The significant rise in temperature during the past decades is not the only sign of climate change. Many other climate indicators help illustrate the climate and its alterations. The most important of these parameters can be depicted in chronological progression for climatologically relevant measuring stations.
Climate indicators
Climate indicators are available for the most important stations of the Swiss climatological network. To the extent available, they are calculated for the periods from 1864 until present and 1961 until present using homogenised data. The graphic charts are updated about one month after the end of a season.
For historical reasons, one day lasts from morning to morning (05:40 am -05:40 am UTC) in the context of precipitation. For the other parameters, one day coincides with the calendar day (00:00 to 00:00 UTC). The time series are not available for all possible combinations of climate indicator, season, period and station. An indicator is not depicted if the required meteorological parameter is not measured at the station or if the indicator always has the same value, for example zero. Dog days never occur at high altitudes and therefore, they are not illustrated at these stations. Non-selectable combinations are greyed out in the selection menu.
How have the heating days in Geneva changed?
Heating days are days on which the heating is normally on. The number of heating days is decreasing very noticeably across Switzerland. In the 1960s, heating was required on nearly 225 days of the year in Geneva, while these days, it is only required on 190 days on average. The maximum with 244 heating days was registered in 1965, and the minimum with 181 heating days in 2006.
How have the summer days in Lugano changed?
A summer day is a day with a maximum temperature of 25°C or higher. From the 1960s until present, the number of summer days in Lugano has almost doubled from 40 days to nearly 80 days. Just 21 summer days were registered in 1977, while the number was 111 in 2003.
Data quality
Homogenous climate data are used whenever possible. Homogenous climate data are adjusted for effects that are not related to climate and climate change. No homogenous series are yet available for snow and indicators that are based on the duration of sunshine; they are evaluated by means of the original data.
Trend determination
Trends are determined as follows:
- A smooth curve (11-year Gaussian filter) and an estimate of the linear trend (dotted line) are illustrated in addition to the annual values. For count data (when the number of days is counted), this is a logistical trend; for all others, the rise of the trend line is determined by means of the Theil-Sen-estimator.

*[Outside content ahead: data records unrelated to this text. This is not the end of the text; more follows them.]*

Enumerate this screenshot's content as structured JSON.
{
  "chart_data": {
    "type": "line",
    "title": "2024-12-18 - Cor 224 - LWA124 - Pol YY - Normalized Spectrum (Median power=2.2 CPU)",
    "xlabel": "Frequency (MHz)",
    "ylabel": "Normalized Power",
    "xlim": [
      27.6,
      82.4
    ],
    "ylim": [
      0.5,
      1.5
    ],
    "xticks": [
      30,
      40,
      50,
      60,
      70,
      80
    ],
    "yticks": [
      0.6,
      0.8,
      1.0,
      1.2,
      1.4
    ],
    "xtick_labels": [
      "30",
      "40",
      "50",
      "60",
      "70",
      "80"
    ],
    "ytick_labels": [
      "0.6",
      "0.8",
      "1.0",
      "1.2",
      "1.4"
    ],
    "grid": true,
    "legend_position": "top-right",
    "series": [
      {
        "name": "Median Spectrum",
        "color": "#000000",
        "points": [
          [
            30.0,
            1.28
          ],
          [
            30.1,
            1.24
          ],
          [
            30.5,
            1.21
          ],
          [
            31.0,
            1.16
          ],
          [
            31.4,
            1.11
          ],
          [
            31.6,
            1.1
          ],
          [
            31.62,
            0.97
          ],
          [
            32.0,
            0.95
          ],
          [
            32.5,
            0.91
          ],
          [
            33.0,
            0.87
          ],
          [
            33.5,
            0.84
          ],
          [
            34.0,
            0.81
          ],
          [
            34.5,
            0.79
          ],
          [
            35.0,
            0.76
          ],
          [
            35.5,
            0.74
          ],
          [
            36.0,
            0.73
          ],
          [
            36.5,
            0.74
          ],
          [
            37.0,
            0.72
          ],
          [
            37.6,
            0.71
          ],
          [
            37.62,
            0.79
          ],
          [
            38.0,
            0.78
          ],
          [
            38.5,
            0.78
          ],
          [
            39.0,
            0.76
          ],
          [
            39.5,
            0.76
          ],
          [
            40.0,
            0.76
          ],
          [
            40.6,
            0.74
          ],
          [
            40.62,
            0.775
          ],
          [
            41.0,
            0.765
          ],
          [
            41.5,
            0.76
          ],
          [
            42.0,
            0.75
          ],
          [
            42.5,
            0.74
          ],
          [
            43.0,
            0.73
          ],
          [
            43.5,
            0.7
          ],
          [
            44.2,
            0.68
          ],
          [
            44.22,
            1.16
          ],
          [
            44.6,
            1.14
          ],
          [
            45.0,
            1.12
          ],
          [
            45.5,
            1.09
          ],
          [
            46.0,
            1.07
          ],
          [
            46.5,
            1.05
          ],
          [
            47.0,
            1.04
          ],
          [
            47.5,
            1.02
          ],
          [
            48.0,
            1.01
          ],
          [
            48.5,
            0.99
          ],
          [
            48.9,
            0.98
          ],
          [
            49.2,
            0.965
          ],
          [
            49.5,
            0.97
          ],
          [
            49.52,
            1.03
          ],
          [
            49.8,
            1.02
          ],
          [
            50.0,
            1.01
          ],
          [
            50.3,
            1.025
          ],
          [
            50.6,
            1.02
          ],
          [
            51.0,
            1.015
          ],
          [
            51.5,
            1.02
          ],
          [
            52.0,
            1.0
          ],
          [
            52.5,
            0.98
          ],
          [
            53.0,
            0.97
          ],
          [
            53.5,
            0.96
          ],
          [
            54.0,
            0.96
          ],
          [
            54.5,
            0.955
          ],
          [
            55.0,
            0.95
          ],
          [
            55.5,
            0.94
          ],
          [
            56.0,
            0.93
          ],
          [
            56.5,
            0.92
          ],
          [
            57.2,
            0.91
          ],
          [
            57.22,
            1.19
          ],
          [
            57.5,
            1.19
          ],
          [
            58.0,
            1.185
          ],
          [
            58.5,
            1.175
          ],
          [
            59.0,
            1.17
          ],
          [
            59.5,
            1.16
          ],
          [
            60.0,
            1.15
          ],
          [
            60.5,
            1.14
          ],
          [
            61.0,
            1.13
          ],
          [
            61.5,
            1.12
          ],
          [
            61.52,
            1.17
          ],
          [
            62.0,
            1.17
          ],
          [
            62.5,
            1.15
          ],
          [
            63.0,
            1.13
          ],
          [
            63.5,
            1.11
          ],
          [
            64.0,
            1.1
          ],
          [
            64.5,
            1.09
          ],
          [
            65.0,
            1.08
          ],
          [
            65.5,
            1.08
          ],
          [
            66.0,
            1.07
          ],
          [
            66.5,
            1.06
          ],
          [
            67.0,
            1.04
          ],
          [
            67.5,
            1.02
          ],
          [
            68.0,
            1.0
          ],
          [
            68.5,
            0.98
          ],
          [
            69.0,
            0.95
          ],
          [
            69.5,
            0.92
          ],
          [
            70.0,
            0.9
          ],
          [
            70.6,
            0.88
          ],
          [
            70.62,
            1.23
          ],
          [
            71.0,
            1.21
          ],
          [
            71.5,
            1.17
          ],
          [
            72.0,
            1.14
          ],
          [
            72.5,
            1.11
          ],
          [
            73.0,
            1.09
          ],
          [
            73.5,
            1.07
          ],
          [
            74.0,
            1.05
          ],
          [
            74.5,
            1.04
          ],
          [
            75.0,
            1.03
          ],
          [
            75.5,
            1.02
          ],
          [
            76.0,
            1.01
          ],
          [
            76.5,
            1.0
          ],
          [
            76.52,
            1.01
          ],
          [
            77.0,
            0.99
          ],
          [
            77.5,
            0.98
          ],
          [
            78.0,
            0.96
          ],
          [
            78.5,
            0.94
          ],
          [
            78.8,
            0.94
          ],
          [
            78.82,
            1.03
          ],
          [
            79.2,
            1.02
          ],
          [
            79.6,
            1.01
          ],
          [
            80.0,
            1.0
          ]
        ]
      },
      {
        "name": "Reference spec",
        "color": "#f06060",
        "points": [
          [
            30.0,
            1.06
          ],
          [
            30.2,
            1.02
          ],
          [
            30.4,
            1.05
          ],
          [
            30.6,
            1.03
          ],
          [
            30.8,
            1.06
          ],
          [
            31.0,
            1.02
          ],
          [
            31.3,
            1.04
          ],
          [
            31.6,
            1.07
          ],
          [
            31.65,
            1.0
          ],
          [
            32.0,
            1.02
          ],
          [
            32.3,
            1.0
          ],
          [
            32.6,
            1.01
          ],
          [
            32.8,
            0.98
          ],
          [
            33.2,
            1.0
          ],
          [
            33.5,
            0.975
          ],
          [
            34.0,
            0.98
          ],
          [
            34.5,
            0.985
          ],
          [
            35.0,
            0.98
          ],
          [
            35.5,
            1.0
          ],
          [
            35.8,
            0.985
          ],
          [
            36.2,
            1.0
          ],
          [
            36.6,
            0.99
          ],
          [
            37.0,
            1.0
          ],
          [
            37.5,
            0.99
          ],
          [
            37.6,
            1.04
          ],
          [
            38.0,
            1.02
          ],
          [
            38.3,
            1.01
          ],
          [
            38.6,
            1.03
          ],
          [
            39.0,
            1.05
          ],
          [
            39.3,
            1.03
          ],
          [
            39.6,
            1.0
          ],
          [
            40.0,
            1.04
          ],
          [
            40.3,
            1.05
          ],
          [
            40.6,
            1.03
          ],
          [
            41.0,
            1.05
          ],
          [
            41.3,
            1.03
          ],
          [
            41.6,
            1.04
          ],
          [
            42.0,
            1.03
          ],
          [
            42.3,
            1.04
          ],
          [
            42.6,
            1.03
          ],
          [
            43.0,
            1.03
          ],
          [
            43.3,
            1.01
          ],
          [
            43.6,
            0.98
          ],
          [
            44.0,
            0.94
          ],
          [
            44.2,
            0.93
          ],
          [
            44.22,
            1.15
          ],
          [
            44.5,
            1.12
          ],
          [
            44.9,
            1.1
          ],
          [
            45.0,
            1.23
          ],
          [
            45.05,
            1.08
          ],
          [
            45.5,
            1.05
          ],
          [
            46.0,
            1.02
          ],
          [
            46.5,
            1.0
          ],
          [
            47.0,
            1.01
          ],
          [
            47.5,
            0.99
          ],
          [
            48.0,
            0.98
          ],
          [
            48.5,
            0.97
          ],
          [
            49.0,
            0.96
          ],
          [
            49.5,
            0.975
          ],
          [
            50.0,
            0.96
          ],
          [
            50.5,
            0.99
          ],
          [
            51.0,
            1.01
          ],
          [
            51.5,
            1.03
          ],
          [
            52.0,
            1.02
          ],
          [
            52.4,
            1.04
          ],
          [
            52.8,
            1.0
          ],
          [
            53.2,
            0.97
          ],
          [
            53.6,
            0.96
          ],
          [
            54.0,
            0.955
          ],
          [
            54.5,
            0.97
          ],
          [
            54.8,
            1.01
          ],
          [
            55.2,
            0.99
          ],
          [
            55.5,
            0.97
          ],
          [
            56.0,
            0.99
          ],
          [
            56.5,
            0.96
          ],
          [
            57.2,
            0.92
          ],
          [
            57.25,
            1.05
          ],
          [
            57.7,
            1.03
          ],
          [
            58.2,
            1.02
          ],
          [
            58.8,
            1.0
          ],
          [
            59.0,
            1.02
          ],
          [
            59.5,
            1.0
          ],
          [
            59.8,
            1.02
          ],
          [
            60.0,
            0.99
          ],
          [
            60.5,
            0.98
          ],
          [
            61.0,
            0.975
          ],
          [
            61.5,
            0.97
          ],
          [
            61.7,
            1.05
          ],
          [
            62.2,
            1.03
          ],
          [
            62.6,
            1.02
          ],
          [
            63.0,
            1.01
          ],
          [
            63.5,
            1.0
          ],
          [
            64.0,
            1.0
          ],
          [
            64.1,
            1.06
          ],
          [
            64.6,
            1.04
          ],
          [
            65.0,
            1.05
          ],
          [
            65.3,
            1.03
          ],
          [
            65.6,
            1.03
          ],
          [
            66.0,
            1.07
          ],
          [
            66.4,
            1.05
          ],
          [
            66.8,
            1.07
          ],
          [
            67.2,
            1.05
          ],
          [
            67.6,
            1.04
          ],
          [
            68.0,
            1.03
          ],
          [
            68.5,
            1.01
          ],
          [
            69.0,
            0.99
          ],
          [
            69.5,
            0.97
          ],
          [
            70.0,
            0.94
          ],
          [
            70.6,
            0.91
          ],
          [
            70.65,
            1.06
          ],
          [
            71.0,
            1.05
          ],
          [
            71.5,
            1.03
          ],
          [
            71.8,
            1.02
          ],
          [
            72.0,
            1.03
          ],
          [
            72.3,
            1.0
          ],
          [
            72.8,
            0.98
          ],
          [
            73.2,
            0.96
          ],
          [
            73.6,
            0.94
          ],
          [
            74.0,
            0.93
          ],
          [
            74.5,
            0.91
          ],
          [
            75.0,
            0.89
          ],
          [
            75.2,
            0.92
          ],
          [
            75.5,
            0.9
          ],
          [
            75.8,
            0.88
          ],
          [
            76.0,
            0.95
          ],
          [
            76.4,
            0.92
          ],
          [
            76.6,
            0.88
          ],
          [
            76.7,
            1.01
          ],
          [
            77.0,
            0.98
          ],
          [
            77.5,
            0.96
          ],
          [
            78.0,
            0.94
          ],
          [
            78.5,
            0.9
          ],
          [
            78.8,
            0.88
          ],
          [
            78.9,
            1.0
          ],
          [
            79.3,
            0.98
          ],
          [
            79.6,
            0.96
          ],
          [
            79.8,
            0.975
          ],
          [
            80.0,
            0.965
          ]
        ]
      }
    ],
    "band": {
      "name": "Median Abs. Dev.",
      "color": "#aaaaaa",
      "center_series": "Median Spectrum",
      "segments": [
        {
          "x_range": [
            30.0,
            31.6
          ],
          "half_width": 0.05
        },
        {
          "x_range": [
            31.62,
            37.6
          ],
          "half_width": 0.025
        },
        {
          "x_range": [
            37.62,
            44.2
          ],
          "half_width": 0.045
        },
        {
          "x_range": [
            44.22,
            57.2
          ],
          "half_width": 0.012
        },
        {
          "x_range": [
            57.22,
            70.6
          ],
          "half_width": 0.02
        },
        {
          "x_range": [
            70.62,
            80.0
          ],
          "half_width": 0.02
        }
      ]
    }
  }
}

- The absolute trend in units per ten years, the relative trend (the difference of the estimate between the start and end of the time series divided by the mean of the time series) in percent as well as the significance of the trend (p-value) are shown in each case.
- The significance is determined with the nonparametric Mann-Kendall trend test. In climatology, trends with p-values smaller than 0.05 are often considered significantly different from zero.
References
The following literature sources were used:
- Begert M., Schlegel T., Kirchhofer W., 2005: Homogeneous Temperature and Precipitation Series of Switzerland from 1864 to 2000. International Journal of Climatology 25: 65-80. http://onlinelibrary.wiley.com/doi/10.1002/joc.1118/pdf
- Frei, C. and Schär C., 2001: Detection probability of trends in rare events: Theory and application to heavy precipitation in the Alpine region. J. Climate 14: 1568-1584. http://dx.doi.org/10.1175/1520-0442(2001)014<1568:DPOTIR>2.0.CO;2
- Kendall M.G., 1975: Rank Correlation Methods, Charles Griffin, London.
Mann H.B., 1945: Nonparametric tests against trend. Econometrika 13:245-259. - Sen P.K., 1968: Estimates of the regression coefficient based on Kendall's tau. Journal of the American Statistical Association, 63, 1379-1389.
- Theil H., 1950: A rank-invariant method of linear and polynomial regression analysis. Netherlands Akad. Wetensch. Proc., 53, pages: 386-392 (part I), 521-525 (part II), 1397-1412 (part III).